No Catálogo da Feira Internacional de Artesanato- FIL 2002, encontramos os nomes de Francisco e de Herculano Elias de entre “Os Mestres Artesãos do Século”, justamente apresentados como exímios miniaturistas cerâmicos, nos textos subscritos por Matilde Tomaz do Couto e por Cristina Ramos e Horta, respectivamente. Já antes, em 1988, o Museu José Malhoa dedicara particular atenção ao tema da escultura em Cerâmica, na Exposição “A Arte da Miniatura em Barro – Escultores e Barristas”, da qual Matilde Tomaz do Couto foi a Comissária.

O Curriculum Vitae de Herculano Elias é muito vasto, identificado nas exposições em que participou a título individual ou colectivamente, a primeira das quais, com o título “Miniaturas de Arte em Terra- Cota”, foi realizada no Salão de Turismo das Caldas da Raínha, em Agosto de 1951, quando tinha 19 anos de idade. Por ocasião dos 60 anos da sua actividade artística, em Maio de 1996, foi inaugurada na Galeria Osíris, a Exposição “Herculano Elias momentos de um percurso”, em cujo catálogo se encontram depoimentos da autoria de Paulo Henriques e João Serra, que representam mais um competente referencial sobre a Personalidade e a Obra do insigne Ceramista.

De entre os seus trabalhos de arte pública, Herculano Elias é o autor do mural da sede dos Bombeiros Voluntários das Caldas da Rainha e do conjunto alegórico às quatro estações, situado na rotunda da rua Dr. Leonel Sottomayor.

Recebeu a Medalha de Mérito Municipal – Grau Ouro, atribuída pela Câmara Municipal das Caldas da Raínha, no ano de 2002; em 2009, o Rotary Club das Caldas da Rainha, elegeu-o como Profissional do Ano Rotário.

O seu trabalho criativo foi incessante, sendo de salientar que as exposições realizadas nestes últimos anos (“Natividade”, 2011; “Viagem” e “Memórias do Mar”, 2012 e 2013; “Presépios – Praça da Fruta”, 2014; duas Exposições de Miniaturas, 2015), vêm confirmar o amor que

Herculano Elias dedicou à profissão que sempre o inspirou, até ao limite da sua vida.
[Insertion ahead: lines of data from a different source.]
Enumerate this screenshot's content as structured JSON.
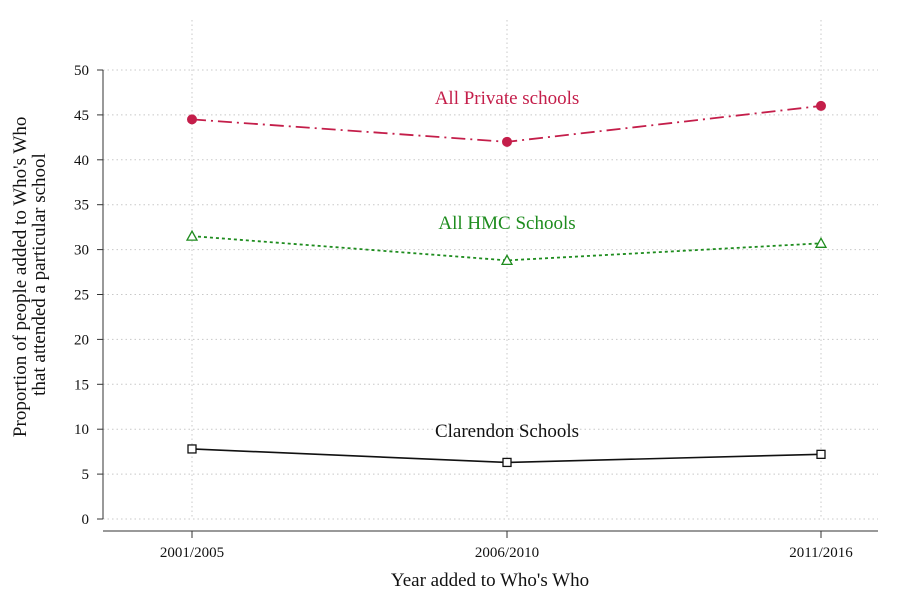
{
  "chart_data": {
    "type": "line",
    "title": "",
    "xlabel": "Year added to Who's Who",
    "ylabel_lines": [
      "Proportion of people added to Who's Who",
      "that attended a particular school"
    ],
    "categories": [
      "2001/2005",
      "2006/2010",
      "2011/2016"
    ],
    "yticks": [
      0,
      5,
      10,
      15,
      20,
      25,
      30,
      35,
      40,
      45,
      50
    ],
    "ylim": [
      0,
      50
    ],
    "grid": true,
    "series": [
      {
        "name": "All Private schools",
        "values": [
          44.5,
          42.0,
          46.0
        ],
        "color": "#c41e4a",
        "line_style": "dash-dot",
        "marker": "filled-circle"
      },
      {
        "name": "All HMC Schools",
        "values": [
          31.5,
          28.8,
          30.7
        ],
        "color": "#1e8c1e",
        "line_style": "dotted",
        "marker": "hollow-triangle"
      },
      {
        "name": "Clarendon Schools",
        "values": [
          7.8,
          6.3,
          7.2
        ],
        "color": "#111111",
        "line_style": "solid",
        "marker": "hollow-square"
      }
    ]
  }
}
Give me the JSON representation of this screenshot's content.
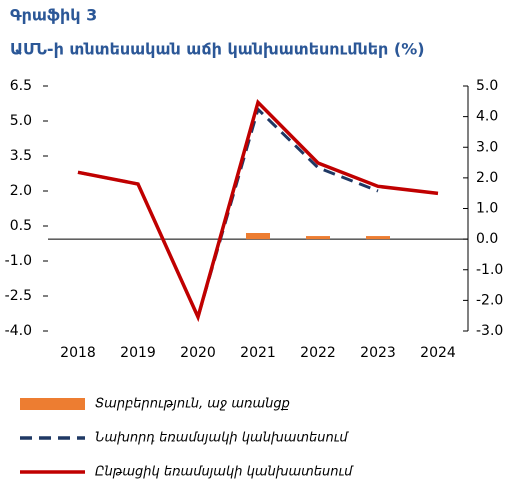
{
  "chart_data": {
    "type": "line",
    "title": "Գրաֆիկ 3",
    "subtitle": "ԱՄՆ-ի տնտեսական աճի կանխատեսումներ (%)",
    "categories": [
      "2018",
      "2019",
      "2020",
      "2021",
      "2022",
      "2023",
      "2024"
    ],
    "ylim": [
      -4.0,
      6.5
    ],
    "yticks": [
      {
        "value": -4.0,
        "label": "-4.0"
      },
      {
        "value": -2.5,
        "label": "-2.5"
      },
      {
        "value": -1.0,
        "label": "-1.0"
      },
      {
        "value": 0.5,
        "label": "0.5"
      },
      {
        "value": 2.0,
        "label": "2.0"
      },
      {
        "value": 3.5,
        "label": "3.5"
      },
      {
        "value": 5.0,
        "label": "5.0"
      },
      {
        "value": 6.5,
        "label": "6.5"
      }
    ],
    "y2lim": [
      -3.0,
      5.0
    ],
    "y2ticks": [
      {
        "value": -3.0,
        "label": "-3.0"
      },
      {
        "value": -2.0,
        "label": "-2.0"
      },
      {
        "value": -1.0,
        "label": "-1.0"
      },
      {
        "value": 0.0,
        "label": "0.0"
      },
      {
        "value": 1.0,
        "label": "1.0"
      },
      {
        "value": 2.0,
        "label": "2.0"
      },
      {
        "value": 3.0,
        "label": "3.0"
      },
      {
        "value": 4.0,
        "label": "4.0"
      },
      {
        "value": 5.0,
        "label": "5.0"
      }
    ],
    "series": [
      {
        "name": "Տարբերություն, աջ առանցք",
        "type": "bar",
        "axis": "y2",
        "color": "#ed7d31",
        "values": [
          null,
          null,
          null,
          0.2,
          0.1,
          0.1,
          null
        ]
      },
      {
        "name": "Նախորդ եռամսյակի կանխատեսում",
        "type": "line",
        "dashed": true,
        "color": "#1f3864",
        "values": [
          2.8,
          2.3,
          -3.4,
          5.5,
          3.0,
          2.0,
          null
        ]
      },
      {
        "name": "Ընթացիկ եռամսյակի կանխատեսում",
        "type": "line",
        "color": "#c00000",
        "values": [
          2.8,
          2.3,
          -3.4,
          5.8,
          3.2,
          2.2,
          1.9
        ]
      }
    ]
  }
}
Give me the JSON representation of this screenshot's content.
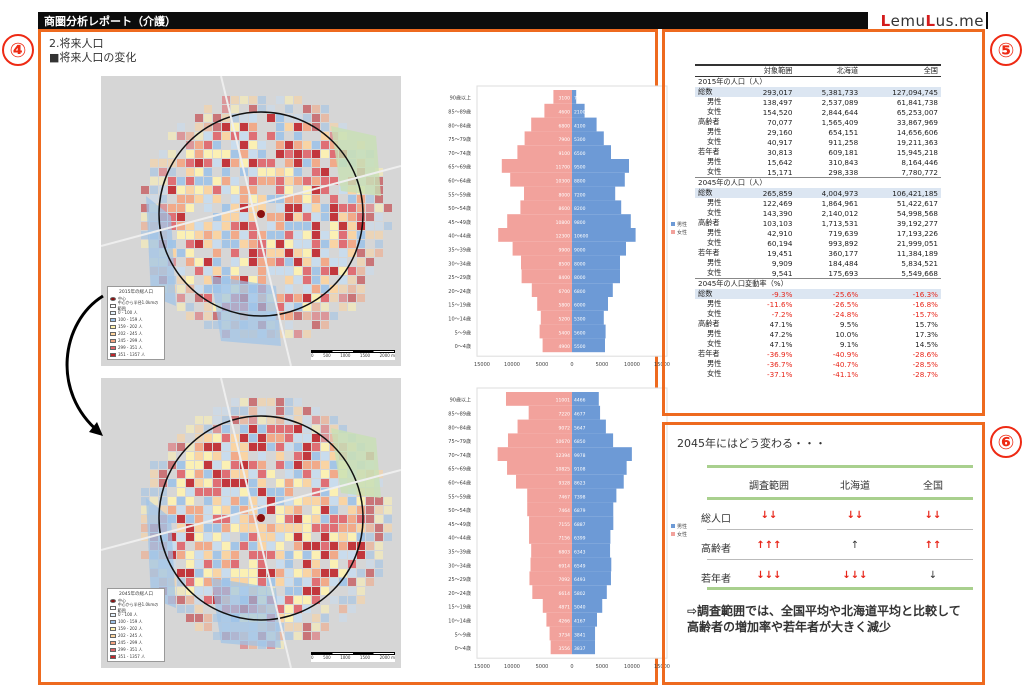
{
  "header": {
    "title": "商圏分析レポート（介護）",
    "logo_parts": [
      "L",
      "emu",
      "L",
      "us.me"
    ]
  },
  "badges": {
    "p4": "④",
    "p5": "⑤",
    "p6": "⑥"
  },
  "panel4": {
    "section": "2.将来人口",
    "subsection": "■将来人口の変化",
    "map_top": {
      "legend_title": "2015年の総人口",
      "legend_items": [
        "中心",
        "中心から半径1.0kmの範囲",
        "0 - 100 人",
        "100 - 159 人",
        "159 - 202 人",
        "202 - 245 人",
        "245 - 299 人",
        "299 - 351 人",
        "351 - 1357 人"
      ],
      "scale_labels": [
        "0",
        "500",
        "1000",
        "1500",
        "2000 m"
      ]
    },
    "map_bottom": {
      "legend_title": "2045年の総人口",
      "legend_items": [
        "中心",
        "中心から半径1.0kmの範囲",
        "0 - 100 人",
        "100 - 159 人",
        "159 - 202 人",
        "202 - 245 人",
        "245 - 299 人",
        "299 - 351 人",
        "351 - 1357 人"
      ],
      "scale_labels": [
        "0",
        "500",
        "1000",
        "1500",
        "2000 m"
      ]
    },
    "age_groups": [
      "90歳以上",
      "85～89歳",
      "80～84歳",
      "75～79歳",
      "70～74歳",
      "65～69歳",
      "60～64歳",
      "55～59歳",
      "50～54歳",
      "45～49歳",
      "40～44歳",
      "35～39歳",
      "30～34歳",
      "25～29歳",
      "20～24歳",
      "15～19歳",
      "10～14歳",
      "5～9歳",
      "0～4歳"
    ],
    "pyramid_legend": [
      "男性",
      "女性"
    ],
    "x_axis_ticks": [
      "15000",
      "10000",
      "5000",
      "0",
      "5000",
      "10000",
      "15000"
    ],
    "colors": {
      "male": "#6d9ad6",
      "female": "#f2a29c",
      "accent": "#ee6a1f"
    }
  },
  "chart_data": [
    {
      "type": "bar",
      "title": "",
      "xlabel": "",
      "ylabel": "",
      "xlim": [
        -15000,
        15000
      ],
      "categories": [
        "90歳以上",
        "85～89歳",
        "80～84歳",
        "75～79歳",
        "70～74歳",
        "65～69歳",
        "60～64歳",
        "55～59歳",
        "50～54歳",
        "45～49歳",
        "40～44歳",
        "35～39歳",
        "30～34歳",
        "25～29歳",
        "20～24歳",
        "15～19歳",
        "10～14歳",
        "5～9歳",
        "0～4歳"
      ],
      "series": [
        {
          "name": "男性",
          "values": [
            700,
            2100,
            4100,
            5300,
            6500,
            9500,
            8800,
            7200,
            8200,
            9800,
            10600,
            9000,
            8000,
            8000,
            6800,
            6000,
            5300,
            5600,
            5500
          ]
        },
        {
          "name": "女性",
          "values": [
            3100,
            4600,
            6800,
            7900,
            9100,
            11700,
            10300,
            8000,
            8600,
            10800,
            12300,
            9900,
            8500,
            8400,
            6700,
            5800,
            5200,
            5400,
            4900
          ]
        }
      ]
    },
    {
      "type": "bar",
      "title": "",
      "xlabel": "",
      "ylabel": "",
      "xlim": [
        -15000,
        15000
      ],
      "categories": [
        "90歳以上",
        "85～89歳",
        "80～84歳",
        "75～79歳",
        "70～74歳",
        "65～69歳",
        "60～64歳",
        "55～59歳",
        "50～54歳",
        "45～49歳",
        "40～44歳",
        "35～39歳",
        "30～34歳",
        "25～29歳",
        "20～24歳",
        "15～19歳",
        "10～14歳",
        "5～9歳",
        "0～4歳"
      ],
      "series": [
        {
          "name": "男性",
          "values": [
            4466,
            4677,
            5647,
            6850,
            9978,
            9108,
            8623,
            7398,
            6879,
            6887,
            6399,
            6343,
            6549,
            6493,
            5802,
            5040,
            4167,
            3841,
            3837
          ]
        },
        {
          "name": "女性",
          "values": [
            11001,
            7220,
            9072,
            10670,
            12394,
            10825,
            9328,
            7467,
            7464,
            7155,
            7156,
            6803,
            6914,
            7092,
            6614,
            4871,
            4266,
            3734,
            3556
          ]
        }
      ]
    }
  ],
  "panel5": {
    "columns": [
      "",
      "対象範囲",
      "北海道",
      "全国"
    ],
    "sections": [
      {
        "title": "2015年の人口（人）",
        "rows": [
          {
            "label": "総数",
            "indent": false,
            "total": true,
            "values": [
              "293,017",
              "5,381,733",
              "127,094,745"
            ],
            "red": [
              false,
              false,
              false
            ]
          },
          {
            "label": "男性",
            "indent": true,
            "values": [
              "138,497",
              "2,537,089",
              "61,841,738"
            ],
            "red": [
              false,
              false,
              false
            ]
          },
          {
            "label": "女性",
            "indent": true,
            "values": [
              "154,520",
              "2,844,644",
              "65,253,007"
            ],
            "red": [
              false,
              false,
              false
            ]
          },
          {
            "label": "高齢者",
            "indent": false,
            "values": [
              "70,077",
              "1,565,409",
              "33,867,969"
            ],
            "red": [
              false,
              false,
              false
            ]
          },
          {
            "label": "男性",
            "indent": true,
            "values": [
              "29,160",
              "654,151",
              "14,656,606"
            ],
            "red": [
              false,
              false,
              false
            ]
          },
          {
            "label": "女性",
            "indent": true,
            "values": [
              "40,917",
              "911,258",
              "19,211,363"
            ],
            "red": [
              false,
              false,
              false
            ]
          },
          {
            "label": "若年者",
            "indent": false,
            "values": [
              "30,813",
              "609,181",
              "15,945,218"
            ],
            "red": [
              false,
              false,
              false
            ]
          },
          {
            "label": "男性",
            "indent": true,
            "values": [
              "15,642",
              "310,843",
              "8,164,446"
            ],
            "red": [
              false,
              false,
              false
            ]
          },
          {
            "label": "女性",
            "indent": true,
            "values": [
              "15,171",
              "298,338",
              "7,780,772"
            ],
            "red": [
              false,
              false,
              false
            ]
          }
        ]
      },
      {
        "title": "2045年の人口（人）",
        "rows": [
          {
            "label": "総数",
            "indent": false,
            "total": true,
            "values": [
              "265,859",
              "4,004,973",
              "106,421,185"
            ],
            "red": [
              false,
              false,
              false
            ]
          },
          {
            "label": "男性",
            "indent": true,
            "values": [
              "122,469",
              "1,864,961",
              "51,422,617"
            ],
            "red": [
              false,
              false,
              false
            ]
          },
          {
            "label": "女性",
            "indent": true,
            "values": [
              "143,390",
              "2,140,012",
              "54,998,568"
            ],
            "red": [
              false,
              false,
              false
            ]
          },
          {
            "label": "高齢者",
            "indent": false,
            "values": [
              "103,103",
              "1,713,531",
              "39,192,277"
            ],
            "red": [
              false,
              false,
              false
            ]
          },
          {
            "label": "男性",
            "indent": true,
            "values": [
              "42,910",
              "719,639",
              "17,193,226"
            ],
            "red": [
              false,
              false,
              false
            ]
          },
          {
            "label": "女性",
            "indent": true,
            "values": [
              "60,194",
              "993,892",
              "21,999,051"
            ],
            "red": [
              false,
              false,
              false
            ]
          },
          {
            "label": "若年者",
            "indent": false,
            "values": [
              "19,451",
              "360,177",
              "11,384,189"
            ],
            "red": [
              false,
              false,
              false
            ]
          },
          {
            "label": "男性",
            "indent": true,
            "values": [
              "9,909",
              "184,484",
              "5,834,521"
            ],
            "red": [
              false,
              false,
              false
            ]
          },
          {
            "label": "女性",
            "indent": true,
            "values": [
              "9,541",
              "175,693",
              "5,549,668"
            ],
            "red": [
              false,
              false,
              false
            ]
          }
        ]
      },
      {
        "title": "2045年の人口変動率（%）",
        "rows": [
          {
            "label": "総数",
            "indent": false,
            "total": true,
            "values": [
              "-9.3%",
              "-25.6%",
              "-16.3%"
            ],
            "red": [
              true,
              true,
              true
            ]
          },
          {
            "label": "男性",
            "indent": true,
            "values": [
              "-11.6%",
              "-26.5%",
              "-16.8%"
            ],
            "red": [
              true,
              true,
              true
            ]
          },
          {
            "label": "女性",
            "indent": true,
            "values": [
              "-7.2%",
              "-24.8%",
              "-15.7%"
            ],
            "red": [
              true,
              true,
              true
            ]
          },
          {
            "label": "高齢者",
            "indent": false,
            "values": [
              "47.1%",
              "9.5%",
              "15.7%"
            ],
            "red": [
              false,
              false,
              false
            ]
          },
          {
            "label": "男性",
            "indent": true,
            "values": [
              "47.2%",
              "10.0%",
              "17.3%"
            ],
            "red": [
              false,
              false,
              false
            ]
          },
          {
            "label": "女性",
            "indent": true,
            "values": [
              "47.1%",
              "9.1%",
              "14.5%"
            ],
            "red": [
              false,
              false,
              false
            ]
          },
          {
            "label": "若年者",
            "indent": false,
            "values": [
              "-36.9%",
              "-40.9%",
              "-28.6%"
            ],
            "red": [
              true,
              true,
              true
            ]
          },
          {
            "label": "男性",
            "indent": true,
            "values": [
              "-36.7%",
              "-40.7%",
              "-28.5%"
            ],
            "red": [
              true,
              true,
              true
            ]
          },
          {
            "label": "女性",
            "indent": true,
            "values": [
              "-37.1%",
              "-41.1%",
              "-28.7%"
            ],
            "red": [
              true,
              true,
              true
            ]
          }
        ]
      }
    ]
  },
  "panel6": {
    "title": "2045年にはどう変わる・・・",
    "columns": [
      "調査範囲",
      "北海道",
      "全国"
    ],
    "rows": [
      {
        "label": "総人口",
        "cells": [
          "↓↓",
          "↓↓",
          "↓↓"
        ],
        "red": [
          true,
          true,
          true
        ]
      },
      {
        "label": "高齢者",
        "cells": [
          "↑↑↑",
          "↑",
          "↑↑"
        ],
        "red": [
          true,
          false,
          true
        ]
      },
      {
        "label": "若年者",
        "cells": [
          "↓↓↓",
          "↓↓↓",
          "↓"
        ],
        "red": [
          true,
          true,
          false
        ]
      }
    ],
    "note": "⇨調査範囲では、全国平均や北海道平均と比較して高齢者の増加率や若年者が大きく減少"
  }
}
Mas a sua vocação não ficou confinada às artes da cerâmica e da pintura, foi também extensiva à arte de ensinar, correspondendo assim a um apelo íntimo, o de transmitir os seus conhecimentos, os segredos do seu mister, com o intuito de contribuir para que a tradição, na sua Terra, esteja para durar, devendo ser respeitada e salvaguardada.

Este ânimo de partilha encontra-se bem evidenciado no livro de sua autoria, intitulado “Técnicas Tradicionais da Cerâmica das Caldas da Rainha”, publicado muito apropriadamente na Colecção Testemunhos, e editado em 1996, pela Associação Património Histórico – PH e no catálogo da Exposição “Formas da Olaria das Caldas da Rainha”, cujos textos são da autoria de Herculano Elias e Helena Gonçalves Pinto.

A sua actividade cívica revelou-se exemplar quando integrou, sucessivamente, a Direcção do Grupo dos Amigos do Museu de Cerâmica, a Direcção da Liga dos Amigos do Museu de José Malhoa e o Grupo de Trabalho da Cultura do Conselho da Cidade – Associação para a Cidadania. Neste ambiente de participação, de voluntariado, foi sempre notável a sua diligência, o seu espírito de equipa, tendo em vista a concretização dos objectivos então traçados. A criação por Herculano Elias, de peças cerâmicas alusivas a eventos comemorativos, foi muito frequente, numa atitude de dádiva que evidenciava a sua abnegação, em coerência, afinal, com os valores que cultivou na convicção de que a capacidade de estima e a solidariedade, concorrem para o bom exercício da cidadania e no seu caso, com intenção cultural. O seu perfil humanitário enriqueceu sobremaneira a sua condição de Artista.

É imensa a saudade que fica para sempre.